Son yıllarda ülkemizde artan intihar ve cinnet vakaları, toplumsal psikolojimizin ne kadar bozulduğunu gözler önüne seriyor.
Her geçen gün daha fazla insan, yaşadığı travmaları aşmakta zorlanıyor, yaşamın yükü altında eziliyor.
Bu durum, intihar ve cinnet gibi ciddi ruhsal problemleri tetikliyor. Peki, bu artışın arkasında ne var ve nasıl bir çözüm önerilebilir?
İlk sırada tabiki ekonomik sıkıntılar ve gelecek korkusu yer alıyor.
Türkiye, son yıllarda ekonomik açıdan büyük zorluklarla karşı karşıya kaldı.
Yüksek enflasyon, işsizlik, geçim sıkıntısı ve maliyetlerinin artışı, toplumun büyük bir kısmını derinden etkiledi.
İnsanlar, hayatlarını idame ettirmenin giderek zorlaştığını hissediyor, bu da psikolojik olarak tükenmişlik hissine yol açıyor.
Gelecekle ilgili belirsizlik, insanlarda umutsuzluk ve çaresizlik duygularını artırıyor.
Bu da intihar ve cinnet gibi uç noktalara ulaşan psikolojik krizlere neden oluyor.
İkinci sırada ise bence aile içi şiddet yer alıyor.
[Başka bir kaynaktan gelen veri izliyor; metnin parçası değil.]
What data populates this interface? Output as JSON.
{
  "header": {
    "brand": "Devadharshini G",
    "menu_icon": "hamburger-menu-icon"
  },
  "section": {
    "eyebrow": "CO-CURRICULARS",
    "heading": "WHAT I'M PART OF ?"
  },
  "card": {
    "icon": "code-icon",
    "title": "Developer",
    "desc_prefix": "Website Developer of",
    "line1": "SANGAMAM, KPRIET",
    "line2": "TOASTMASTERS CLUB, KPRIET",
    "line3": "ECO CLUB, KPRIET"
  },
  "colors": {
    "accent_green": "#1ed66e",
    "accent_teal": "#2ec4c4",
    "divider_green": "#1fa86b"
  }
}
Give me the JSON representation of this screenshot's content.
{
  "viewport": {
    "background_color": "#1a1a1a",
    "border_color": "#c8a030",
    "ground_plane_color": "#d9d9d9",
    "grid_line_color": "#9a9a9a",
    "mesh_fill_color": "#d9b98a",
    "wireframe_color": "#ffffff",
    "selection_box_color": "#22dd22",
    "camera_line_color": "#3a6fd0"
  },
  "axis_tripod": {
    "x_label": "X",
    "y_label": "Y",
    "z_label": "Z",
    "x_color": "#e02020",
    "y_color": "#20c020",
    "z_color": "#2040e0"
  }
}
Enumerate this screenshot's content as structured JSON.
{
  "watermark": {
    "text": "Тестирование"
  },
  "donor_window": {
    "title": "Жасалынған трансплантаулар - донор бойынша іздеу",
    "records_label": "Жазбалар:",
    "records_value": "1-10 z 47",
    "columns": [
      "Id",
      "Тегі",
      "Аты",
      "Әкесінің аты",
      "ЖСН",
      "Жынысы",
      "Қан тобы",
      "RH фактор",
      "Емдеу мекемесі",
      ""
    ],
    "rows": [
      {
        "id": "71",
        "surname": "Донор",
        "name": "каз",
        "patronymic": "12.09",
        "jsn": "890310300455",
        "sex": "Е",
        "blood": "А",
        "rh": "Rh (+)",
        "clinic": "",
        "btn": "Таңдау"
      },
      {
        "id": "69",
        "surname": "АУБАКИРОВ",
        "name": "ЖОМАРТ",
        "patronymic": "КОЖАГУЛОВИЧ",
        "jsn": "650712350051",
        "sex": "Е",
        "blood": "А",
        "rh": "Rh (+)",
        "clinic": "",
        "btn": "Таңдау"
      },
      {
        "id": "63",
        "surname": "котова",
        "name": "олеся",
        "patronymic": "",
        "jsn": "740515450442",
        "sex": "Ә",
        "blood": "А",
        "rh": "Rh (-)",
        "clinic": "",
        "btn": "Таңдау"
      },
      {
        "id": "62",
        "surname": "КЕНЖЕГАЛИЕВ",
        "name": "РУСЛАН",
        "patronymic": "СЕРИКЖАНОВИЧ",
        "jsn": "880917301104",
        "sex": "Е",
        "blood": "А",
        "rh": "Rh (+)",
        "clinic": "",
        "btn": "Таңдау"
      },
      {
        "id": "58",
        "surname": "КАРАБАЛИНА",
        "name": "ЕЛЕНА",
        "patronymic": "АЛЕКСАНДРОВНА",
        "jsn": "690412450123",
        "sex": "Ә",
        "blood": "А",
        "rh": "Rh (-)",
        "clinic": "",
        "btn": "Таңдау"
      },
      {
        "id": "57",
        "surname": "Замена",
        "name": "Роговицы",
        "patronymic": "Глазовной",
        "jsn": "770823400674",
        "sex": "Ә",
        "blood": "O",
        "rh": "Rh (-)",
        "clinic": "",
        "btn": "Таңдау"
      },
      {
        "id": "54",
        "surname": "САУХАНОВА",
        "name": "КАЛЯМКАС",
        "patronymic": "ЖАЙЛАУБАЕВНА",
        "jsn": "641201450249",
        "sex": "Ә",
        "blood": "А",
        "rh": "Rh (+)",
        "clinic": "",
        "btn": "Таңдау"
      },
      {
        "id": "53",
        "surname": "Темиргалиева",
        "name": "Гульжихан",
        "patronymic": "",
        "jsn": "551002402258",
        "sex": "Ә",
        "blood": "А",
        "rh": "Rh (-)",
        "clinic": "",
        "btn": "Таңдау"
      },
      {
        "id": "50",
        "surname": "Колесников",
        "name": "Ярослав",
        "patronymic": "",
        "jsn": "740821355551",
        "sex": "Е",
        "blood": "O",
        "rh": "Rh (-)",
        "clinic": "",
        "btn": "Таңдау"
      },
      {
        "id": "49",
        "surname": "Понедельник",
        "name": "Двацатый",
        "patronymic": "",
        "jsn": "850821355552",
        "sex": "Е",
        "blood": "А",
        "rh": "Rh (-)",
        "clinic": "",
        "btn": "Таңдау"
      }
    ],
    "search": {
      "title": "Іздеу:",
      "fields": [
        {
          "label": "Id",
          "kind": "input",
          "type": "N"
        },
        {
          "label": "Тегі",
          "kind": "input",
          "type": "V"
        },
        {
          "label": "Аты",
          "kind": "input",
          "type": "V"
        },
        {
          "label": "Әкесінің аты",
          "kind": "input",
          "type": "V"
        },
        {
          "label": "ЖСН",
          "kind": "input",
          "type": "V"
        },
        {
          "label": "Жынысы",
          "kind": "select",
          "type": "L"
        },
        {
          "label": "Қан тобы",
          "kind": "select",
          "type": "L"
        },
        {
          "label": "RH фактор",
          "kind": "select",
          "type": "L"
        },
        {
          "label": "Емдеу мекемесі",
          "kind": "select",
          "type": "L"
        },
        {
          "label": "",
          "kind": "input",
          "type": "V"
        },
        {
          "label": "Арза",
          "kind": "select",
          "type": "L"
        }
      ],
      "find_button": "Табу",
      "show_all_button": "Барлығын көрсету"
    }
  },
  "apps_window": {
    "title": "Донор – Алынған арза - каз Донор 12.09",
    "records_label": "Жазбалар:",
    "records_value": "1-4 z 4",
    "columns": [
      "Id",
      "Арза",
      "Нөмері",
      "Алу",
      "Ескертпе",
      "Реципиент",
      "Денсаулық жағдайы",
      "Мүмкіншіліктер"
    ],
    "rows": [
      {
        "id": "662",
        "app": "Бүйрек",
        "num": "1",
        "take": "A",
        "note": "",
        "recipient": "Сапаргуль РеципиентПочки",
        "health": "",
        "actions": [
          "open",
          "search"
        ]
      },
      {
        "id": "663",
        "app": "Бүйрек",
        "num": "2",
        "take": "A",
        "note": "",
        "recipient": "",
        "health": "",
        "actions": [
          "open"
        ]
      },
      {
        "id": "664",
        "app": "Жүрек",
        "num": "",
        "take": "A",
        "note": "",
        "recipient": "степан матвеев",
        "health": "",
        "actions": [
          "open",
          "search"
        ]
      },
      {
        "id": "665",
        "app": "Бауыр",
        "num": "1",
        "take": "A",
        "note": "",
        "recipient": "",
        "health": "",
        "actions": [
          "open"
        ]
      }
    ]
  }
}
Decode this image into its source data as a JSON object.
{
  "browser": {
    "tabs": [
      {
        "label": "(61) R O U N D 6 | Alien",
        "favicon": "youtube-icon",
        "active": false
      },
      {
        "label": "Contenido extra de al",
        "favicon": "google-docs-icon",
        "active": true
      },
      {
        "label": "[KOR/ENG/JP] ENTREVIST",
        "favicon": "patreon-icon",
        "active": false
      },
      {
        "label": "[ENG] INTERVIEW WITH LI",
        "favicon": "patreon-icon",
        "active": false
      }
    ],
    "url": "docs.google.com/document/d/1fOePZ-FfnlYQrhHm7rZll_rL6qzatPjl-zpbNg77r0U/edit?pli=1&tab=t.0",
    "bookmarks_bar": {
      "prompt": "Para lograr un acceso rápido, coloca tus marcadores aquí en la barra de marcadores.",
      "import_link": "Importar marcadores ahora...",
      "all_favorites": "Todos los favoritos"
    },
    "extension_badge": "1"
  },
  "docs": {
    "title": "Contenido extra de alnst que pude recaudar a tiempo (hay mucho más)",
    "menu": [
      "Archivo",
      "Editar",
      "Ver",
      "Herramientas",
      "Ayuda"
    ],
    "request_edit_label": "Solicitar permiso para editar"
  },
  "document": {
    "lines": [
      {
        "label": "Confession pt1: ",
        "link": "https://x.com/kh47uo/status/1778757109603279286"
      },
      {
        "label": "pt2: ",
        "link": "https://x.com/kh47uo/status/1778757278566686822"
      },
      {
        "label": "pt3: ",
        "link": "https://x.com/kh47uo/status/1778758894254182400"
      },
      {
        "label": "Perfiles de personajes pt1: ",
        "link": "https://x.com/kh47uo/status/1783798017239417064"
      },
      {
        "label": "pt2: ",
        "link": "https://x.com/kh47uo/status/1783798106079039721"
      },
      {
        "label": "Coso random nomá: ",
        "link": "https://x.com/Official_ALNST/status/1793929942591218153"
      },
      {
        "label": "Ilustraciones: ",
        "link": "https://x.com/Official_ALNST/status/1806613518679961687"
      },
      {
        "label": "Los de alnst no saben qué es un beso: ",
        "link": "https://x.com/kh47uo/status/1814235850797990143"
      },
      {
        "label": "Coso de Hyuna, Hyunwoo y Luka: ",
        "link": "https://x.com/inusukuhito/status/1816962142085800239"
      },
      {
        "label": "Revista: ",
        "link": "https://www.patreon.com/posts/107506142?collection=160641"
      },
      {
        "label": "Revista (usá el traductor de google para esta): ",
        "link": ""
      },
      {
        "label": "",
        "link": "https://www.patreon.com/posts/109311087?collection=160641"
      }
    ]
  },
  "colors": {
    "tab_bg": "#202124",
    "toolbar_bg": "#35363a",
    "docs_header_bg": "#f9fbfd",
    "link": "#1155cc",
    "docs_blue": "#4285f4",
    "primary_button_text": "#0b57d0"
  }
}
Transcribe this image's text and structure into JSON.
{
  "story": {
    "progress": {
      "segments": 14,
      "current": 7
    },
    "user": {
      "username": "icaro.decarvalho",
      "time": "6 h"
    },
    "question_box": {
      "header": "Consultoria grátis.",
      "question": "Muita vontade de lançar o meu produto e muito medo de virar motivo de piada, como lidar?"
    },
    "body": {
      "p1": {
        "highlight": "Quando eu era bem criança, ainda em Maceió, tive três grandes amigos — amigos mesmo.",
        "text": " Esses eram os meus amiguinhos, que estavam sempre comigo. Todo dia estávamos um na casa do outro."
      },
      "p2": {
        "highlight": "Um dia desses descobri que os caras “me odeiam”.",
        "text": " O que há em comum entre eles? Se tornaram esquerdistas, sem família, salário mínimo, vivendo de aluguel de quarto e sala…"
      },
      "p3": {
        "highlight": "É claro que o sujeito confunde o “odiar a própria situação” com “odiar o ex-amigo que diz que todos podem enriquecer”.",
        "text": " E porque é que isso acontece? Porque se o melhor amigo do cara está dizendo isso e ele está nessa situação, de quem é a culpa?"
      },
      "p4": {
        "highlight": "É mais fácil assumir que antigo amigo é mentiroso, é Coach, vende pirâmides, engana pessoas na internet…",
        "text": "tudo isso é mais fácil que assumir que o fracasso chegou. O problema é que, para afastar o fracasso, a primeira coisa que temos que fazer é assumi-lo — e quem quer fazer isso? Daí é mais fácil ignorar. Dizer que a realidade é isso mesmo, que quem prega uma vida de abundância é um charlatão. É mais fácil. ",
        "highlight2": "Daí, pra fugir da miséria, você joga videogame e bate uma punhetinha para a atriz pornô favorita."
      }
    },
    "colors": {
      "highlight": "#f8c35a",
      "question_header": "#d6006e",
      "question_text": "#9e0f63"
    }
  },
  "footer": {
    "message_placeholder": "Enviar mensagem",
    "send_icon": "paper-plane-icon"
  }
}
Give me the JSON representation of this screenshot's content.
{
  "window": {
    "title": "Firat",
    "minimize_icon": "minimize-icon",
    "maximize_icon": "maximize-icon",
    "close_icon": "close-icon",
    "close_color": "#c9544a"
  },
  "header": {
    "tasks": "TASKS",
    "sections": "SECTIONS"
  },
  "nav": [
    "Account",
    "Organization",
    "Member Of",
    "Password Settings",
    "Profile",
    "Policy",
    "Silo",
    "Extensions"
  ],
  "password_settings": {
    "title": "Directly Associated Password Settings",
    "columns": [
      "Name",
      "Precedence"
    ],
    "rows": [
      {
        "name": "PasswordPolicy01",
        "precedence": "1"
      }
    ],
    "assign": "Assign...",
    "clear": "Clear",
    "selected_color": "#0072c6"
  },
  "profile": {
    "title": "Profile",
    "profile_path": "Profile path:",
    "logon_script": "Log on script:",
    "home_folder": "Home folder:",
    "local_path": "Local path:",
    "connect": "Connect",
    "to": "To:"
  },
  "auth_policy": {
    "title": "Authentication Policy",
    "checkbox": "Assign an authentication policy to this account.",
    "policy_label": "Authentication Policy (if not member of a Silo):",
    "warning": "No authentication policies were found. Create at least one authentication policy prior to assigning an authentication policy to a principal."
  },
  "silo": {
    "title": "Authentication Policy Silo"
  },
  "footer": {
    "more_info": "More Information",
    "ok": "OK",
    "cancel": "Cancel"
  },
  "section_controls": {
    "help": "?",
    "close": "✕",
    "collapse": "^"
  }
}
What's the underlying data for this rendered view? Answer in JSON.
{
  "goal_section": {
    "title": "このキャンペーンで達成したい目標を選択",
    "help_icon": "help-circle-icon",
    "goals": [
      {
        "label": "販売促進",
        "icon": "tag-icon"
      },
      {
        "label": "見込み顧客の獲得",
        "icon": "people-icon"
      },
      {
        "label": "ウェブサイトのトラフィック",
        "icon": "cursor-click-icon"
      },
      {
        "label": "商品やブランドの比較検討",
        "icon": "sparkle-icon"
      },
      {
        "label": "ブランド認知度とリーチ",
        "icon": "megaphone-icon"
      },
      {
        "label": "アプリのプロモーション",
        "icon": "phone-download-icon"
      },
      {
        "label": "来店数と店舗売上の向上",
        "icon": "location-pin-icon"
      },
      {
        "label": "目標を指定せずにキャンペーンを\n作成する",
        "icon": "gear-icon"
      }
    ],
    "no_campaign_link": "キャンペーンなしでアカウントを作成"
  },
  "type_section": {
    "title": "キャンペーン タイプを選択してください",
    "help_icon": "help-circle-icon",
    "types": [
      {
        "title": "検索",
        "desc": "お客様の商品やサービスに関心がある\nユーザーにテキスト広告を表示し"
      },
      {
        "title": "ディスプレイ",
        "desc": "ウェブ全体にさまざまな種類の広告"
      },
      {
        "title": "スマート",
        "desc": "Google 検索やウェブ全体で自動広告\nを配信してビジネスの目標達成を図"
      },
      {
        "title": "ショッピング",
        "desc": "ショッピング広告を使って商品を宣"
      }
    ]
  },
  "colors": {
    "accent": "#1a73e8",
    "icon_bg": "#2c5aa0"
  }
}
Aile içindeki huzursuzluklar, şiddet, boşanmalar ve çocuk istismarları, insanların ruh sağlığını olumsuz yönde etkiliyor.
Ve günümüzün en önemli problemi dijitalleşmeden kaynaklandığını düşündüğüm: toplumsal yalnızlık ve iletişimsizlik. ,
Sosyal medya kullanımı arttıkça, insanlar fiziksel olarak daha fazla yalnızlaşmaya başladı.
Yüz yüze ilişkilerin yerini, sanal dünya aldı.
Yine hem dijitalleşme hem de ekonomik sorunlar nedeniyle oluşan tükenmişlik hissi de psikolojik bozukluklar arasında yer alıyor.
Bence ülkemizin en önemli eksiği vatandaşlara yönelik uygulanabilir, erişilebilir ve devamlılık arz eden bir psikolojik destek hizmeti bulunmaması.
Vatandaşlarda da psikolojik sağlık konusunda, yeterli farkındalık bulunmuyor.
Pek çok insan, yaşadığı ruhsal sorunları dile getirmekten çekiniyor.
Psikolojik destek almak, toplumda hala bir zayıflık hatta halk dilinde "delilik" olarak görülebiliyor.
Ya da bazıları için gereksiz masraf sayılıyor.
Oysa ki, ruhsal sağlık, tıpkı fiziksel sağlık gibi önemli bir konu.
Bu konuda, meslektaşlarımızın rolü de göz ardı edilemez.
Günümüz dijital medyasında, daha fazla tıklanma hırsı da vatandaşları bunalıma sürükleyebiliyor.
Çözüm yollarının başında ise erişilebilir psikolojik destek geliyor. Bu konuda da hükümete büyük görev düşüyor.
Psikolojik destek, her insana ulaşabilir olmalı.
Okullarda ve iş yerlerinde stresle başa çıkma ve sağlıklı iletişim gibi konularda eğitimler verilebilir.
Sonuç olarak, ülkece yaşadığımız psikolojik bunalımlar, sadece bireysel değil, toplumsal bir sorundur. Ve önlem alınmazsa telafisi olmayan sonuçlar doğurabilir.